Solved: slow build times from Dockerfiles with Python packages (pip)

Published on Wednesday, July 2, 2014

I have recently had the opportunity to begin exploring Docker, the currently hip way to build application containers, and I generally like it. It feels a bit like using Xen back in 2005, when you still had to download it from cl.cam.ac.uk, but there is huge momentum right now. I like the idea of breaking down each component of your application into unique services and bundling them up - it seems clean. The next year is going to be very interesting with Docker, as I am especially looking forward to seeing how Google's App Engine allows Docker usage, or what's in store for the likes of Flynn, Deis, CoreOS, or Stackdock.

One element I had been frustrated with is the build time of my image to host a Django application I'm working on. I kept hearing these crazy low rebuild times, but my container was taking ages to rebuild. I noticed that it was cached up until I re-added my code, and then pip would reinstall all my packages.

It appeared as though anything after I used ADD for my code was being rebuilt, and reading online seemed to confirm this. Most of the items were very quick, e.g. "EXPOSE 80", but then it hit "RUN pip -r requirements.txt"

There are various documented ways around this, from two Dockerfiles to just using packaged libraries. However, I found it easier to just use multiple ADD statements, and the good Docker folks have added caching for them. The idea is to ADD your requirements first, then RUN pip, and then ADD your code. This will mean that any code changes don't invalidate the pip cache.

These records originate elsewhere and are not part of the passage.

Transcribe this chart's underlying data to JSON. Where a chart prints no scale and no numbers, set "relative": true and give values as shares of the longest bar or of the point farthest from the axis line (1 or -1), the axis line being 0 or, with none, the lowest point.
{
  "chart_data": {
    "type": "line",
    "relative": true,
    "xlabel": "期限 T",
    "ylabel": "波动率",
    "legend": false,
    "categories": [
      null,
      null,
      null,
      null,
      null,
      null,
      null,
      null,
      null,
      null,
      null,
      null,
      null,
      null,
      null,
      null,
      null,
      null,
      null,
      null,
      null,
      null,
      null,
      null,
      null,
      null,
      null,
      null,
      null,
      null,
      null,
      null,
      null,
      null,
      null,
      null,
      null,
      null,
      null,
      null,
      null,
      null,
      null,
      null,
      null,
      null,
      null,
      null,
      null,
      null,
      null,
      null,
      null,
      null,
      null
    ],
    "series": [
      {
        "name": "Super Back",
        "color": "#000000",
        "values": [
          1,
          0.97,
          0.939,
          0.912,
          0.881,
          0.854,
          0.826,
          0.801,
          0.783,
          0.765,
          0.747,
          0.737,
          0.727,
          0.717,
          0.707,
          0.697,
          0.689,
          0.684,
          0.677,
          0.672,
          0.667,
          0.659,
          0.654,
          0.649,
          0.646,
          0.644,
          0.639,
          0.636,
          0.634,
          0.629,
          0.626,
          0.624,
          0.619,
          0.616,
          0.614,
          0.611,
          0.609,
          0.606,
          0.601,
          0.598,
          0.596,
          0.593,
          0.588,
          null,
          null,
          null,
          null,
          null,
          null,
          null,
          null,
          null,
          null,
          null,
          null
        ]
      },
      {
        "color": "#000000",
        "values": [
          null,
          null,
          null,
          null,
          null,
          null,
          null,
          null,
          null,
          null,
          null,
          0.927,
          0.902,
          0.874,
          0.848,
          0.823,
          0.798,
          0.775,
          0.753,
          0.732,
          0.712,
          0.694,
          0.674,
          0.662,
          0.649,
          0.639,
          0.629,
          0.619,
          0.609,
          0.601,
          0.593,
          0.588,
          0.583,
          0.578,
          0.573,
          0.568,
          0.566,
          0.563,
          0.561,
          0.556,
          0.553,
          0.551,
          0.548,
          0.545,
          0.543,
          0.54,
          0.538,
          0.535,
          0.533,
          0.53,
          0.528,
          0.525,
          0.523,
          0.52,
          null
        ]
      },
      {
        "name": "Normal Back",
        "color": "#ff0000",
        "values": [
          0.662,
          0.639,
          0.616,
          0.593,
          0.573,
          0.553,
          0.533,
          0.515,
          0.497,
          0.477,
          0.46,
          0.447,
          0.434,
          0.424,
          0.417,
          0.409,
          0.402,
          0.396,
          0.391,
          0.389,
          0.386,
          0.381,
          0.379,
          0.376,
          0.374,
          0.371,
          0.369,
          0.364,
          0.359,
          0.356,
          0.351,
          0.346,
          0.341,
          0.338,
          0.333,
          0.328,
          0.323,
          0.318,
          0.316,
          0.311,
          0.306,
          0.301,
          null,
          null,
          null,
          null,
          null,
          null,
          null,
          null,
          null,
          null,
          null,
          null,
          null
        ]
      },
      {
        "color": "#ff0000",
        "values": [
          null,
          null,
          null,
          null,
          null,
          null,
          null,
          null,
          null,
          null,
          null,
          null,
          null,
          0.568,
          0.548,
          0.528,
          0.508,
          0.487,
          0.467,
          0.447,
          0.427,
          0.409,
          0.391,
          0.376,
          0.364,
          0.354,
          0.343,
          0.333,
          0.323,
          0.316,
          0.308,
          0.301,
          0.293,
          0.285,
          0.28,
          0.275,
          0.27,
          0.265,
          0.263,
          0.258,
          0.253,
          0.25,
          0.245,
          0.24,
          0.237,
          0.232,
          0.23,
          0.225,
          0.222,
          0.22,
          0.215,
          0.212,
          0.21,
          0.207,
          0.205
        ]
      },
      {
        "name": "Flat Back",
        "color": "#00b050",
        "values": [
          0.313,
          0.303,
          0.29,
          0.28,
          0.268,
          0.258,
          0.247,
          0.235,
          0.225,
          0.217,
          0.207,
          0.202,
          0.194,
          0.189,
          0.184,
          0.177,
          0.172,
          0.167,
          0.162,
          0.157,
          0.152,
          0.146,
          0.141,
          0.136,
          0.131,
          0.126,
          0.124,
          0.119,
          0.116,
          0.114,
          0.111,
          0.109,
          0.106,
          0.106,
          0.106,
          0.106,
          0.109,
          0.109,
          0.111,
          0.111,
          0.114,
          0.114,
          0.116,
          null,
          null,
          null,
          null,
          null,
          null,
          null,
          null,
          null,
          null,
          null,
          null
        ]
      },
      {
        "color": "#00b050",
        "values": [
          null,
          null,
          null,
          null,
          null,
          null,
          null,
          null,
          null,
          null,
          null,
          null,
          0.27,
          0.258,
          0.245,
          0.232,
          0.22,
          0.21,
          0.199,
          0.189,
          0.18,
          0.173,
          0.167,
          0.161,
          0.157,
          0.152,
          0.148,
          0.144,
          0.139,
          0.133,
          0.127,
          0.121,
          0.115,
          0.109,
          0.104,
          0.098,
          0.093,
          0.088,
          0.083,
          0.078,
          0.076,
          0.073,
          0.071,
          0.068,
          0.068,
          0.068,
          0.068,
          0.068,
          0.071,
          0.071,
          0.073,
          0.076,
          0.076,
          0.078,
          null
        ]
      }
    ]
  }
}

For instance, I had something (abbreviated snippet) like this:

# Set the base image to Ubuntu
FROM ubuntu:14.04

# Update the sources list
RUN apt-get update
RUN apt-get upgrade -y

# Install basic applications
RUN apt-get install -y build-essential

# Install Python and Basic Python Tools
RUN apt-get install -y python python-dev python-distribute python-pip postgresql-client

# Copy the application folder inside the container
ADD . /app

# Get pip to download and install requirements:
RUN pip install -r /app/requirements.txt

# Expose ports
EXPOSE 80 8000

# Set the default directory where CMD will execute
WORKDIR /app

VOLUME [/app]

CMD ["sh", "/app/run.sh"]

And it rebuild pip whenever the code changes. Just add the requirements and move the RUN pip line:

# Set the base image to Ubuntu
FROM ubuntu:14.04

# Update the sources list
RUN apt-get update
RUN apt-get upgrade -y

# Install basic applications
RUN apt-get install -y build-essential

# Install Python and Basic Python Tools
RUN apt-get install -y python python-dev python-distribute python-pip postgresql-client

ADD requirements.txt /app/requirements.txt

# Get pip to download and install requirements:
RUN pip install -r /app/requirements.txt

# Copy the application folder inside the container
ADD . /app

# Expose ports
EXPOSE 80 8000

# Set the default directory where CMD will execute
WORKDIR /app

VOLUME [/app]

CMD ["sh", "/app/run.sh"]

I feel a bit awkward for having missed something that must be so obvious, so hopefully this can help somebody in a similar situation.